Addio Reichlin, grandissimo signore

Debbo ad Alfredo Reichlin, di cui rimpiango la cortesia e la cultura, il mio primo incontro con la vanità.

Erano i primi anni di vita del Giornale fondato e diretto da Indro Montanelli. Quel giorno era uscito uno dei miei primi editoriali, che riguardava i comunisti di Enrico Berlinguer: breve quanto bastava per rimanere tutto in un colonnino e mezzo di prima pagina, perché Montanelli odiava le girate.

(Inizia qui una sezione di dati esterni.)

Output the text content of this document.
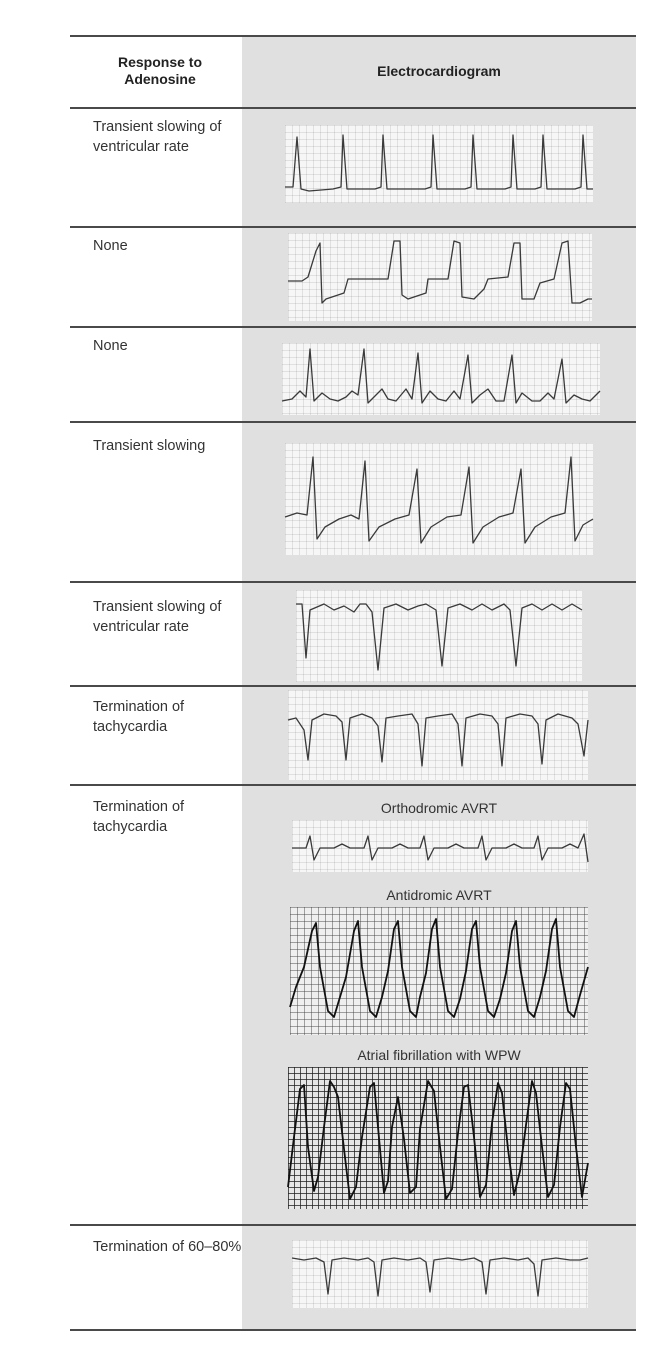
Response to Adenosine
Electrocardiogram
Transient slowing of ventricular rate
None
None
Transient slowing
Transient slowing of ventricular rate
Termination of tachycardia
Termination of tachycardia
Termination of 60–80%
Orthodromic AVRT
Antidromic AVRT
Atrial fibrillation with WPW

Avevo spesso visto alla Camera Alfredo Reichlin ma non ci eravamo mai parlati. Nessuno me lo aveva presentato. Mi sorpresi pertanto quando mi si avvicinò, staccandosi da un gruppo di amici con cui si stava intrattenendo. E pensai che mi volesse fare qualche appunto. Invece voleva solo conoscermi e congratularsi per l’articolo, pur non condividendo buona parte di quello che avevo scritto del segretario del Pci e della sua pretesa di sentirsi sicuro sotto l’ombrello di una Nato di cui però il Pci non voleva il riarmo missilistico imposto dagli SS 20 sovietici puntati anche contro Roma.

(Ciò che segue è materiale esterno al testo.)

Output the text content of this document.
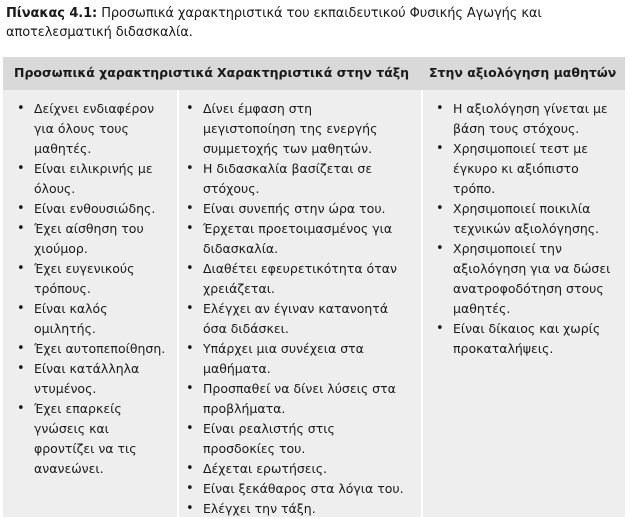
Πίνακας 4.1: Προσωπικά χαρακτηριστικά του εκπαιδευτικού Φυσικής Αγωγής και αποτελεσματική διδασκαλία.
Προσωπικά χαρακτηριστικά Χαρακτηριστικά στην τάξη Στην αξιολόγηση μαθητών
• Δείχνει ενδιαφέρον για όλους τους μαθητές.
• Είναι ειλικρινής με όλους.
• Είναι ενθουσιώδης.
• Έχει αίσθηση του χιούμορ.
• Έχει ευγενικούς τρόπους.
• Είναι καλός ομιλητής.
• Έχει αυτοπεποίθηση.
• Είναι κατάλληλα ντυμένος.
• Έχει επαρκείς γνώσεις και φροντίζει να τις ανανεώνει.
• Δίνει έμφαση στη μεγιστοποίηση της ενεργής συμμετοχής των μαθητών.
• Η διδασκαλία βασίζεται σε στόχους.
• Είναι συνεπής στην ώρα του.
• Έρχεται προετοιμασμένος για διδασκαλία.
• Διαθέτει εφευρετικότητα όταν χρειάζεται.
• Ελέγχει αν έγιναν κατανοητά όσα διδάσκει.
• Υπάρχει μια συνέχεια στα μαθήματα.
• Προσπαθεί να δίνει λύσεις στα προβλήματα.
• Είναι ρεαλιστής στις προσδοκίες του.
• Δέχεται ερωτήσεις.
• Είναι ξεκάθαρος στα λόγια του.
• Ελέγχει την τάξη.
• Η αξιολόγηση γίνεται με βάση τους στόχους.
• Χρησιμοποιεί τεστ με έγκυρο κι αξιόπιστο τρόπο.
• Χρησιμοποιεί ποικιλία τεχνικών αξιολόγησης.
• Χρησιμοποιεί την αξιολόγηση για να δώσει ανατροφοδότηση στους μαθητές.
• Είναι δίκαιος και χωρίς προκαταλήψεις.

Non avevo finito di ringraziarlo della cortesia che Reichlin mi somministrò un’altra dose di vanità dicendomi di avere trovato nei miei ragionamenti la razionalità addirittura del compianto Panfilo Gentile: un anticomunista di cui -mi raccontò- non si era mai perso un articolo fin quando ne aveva scritti.

Non mi montai la testa. Ma Reichlin da allora vi entrò dentro come un grandissimo signore, di cui non mi persi più un pezzo, pur condividendoli di rado.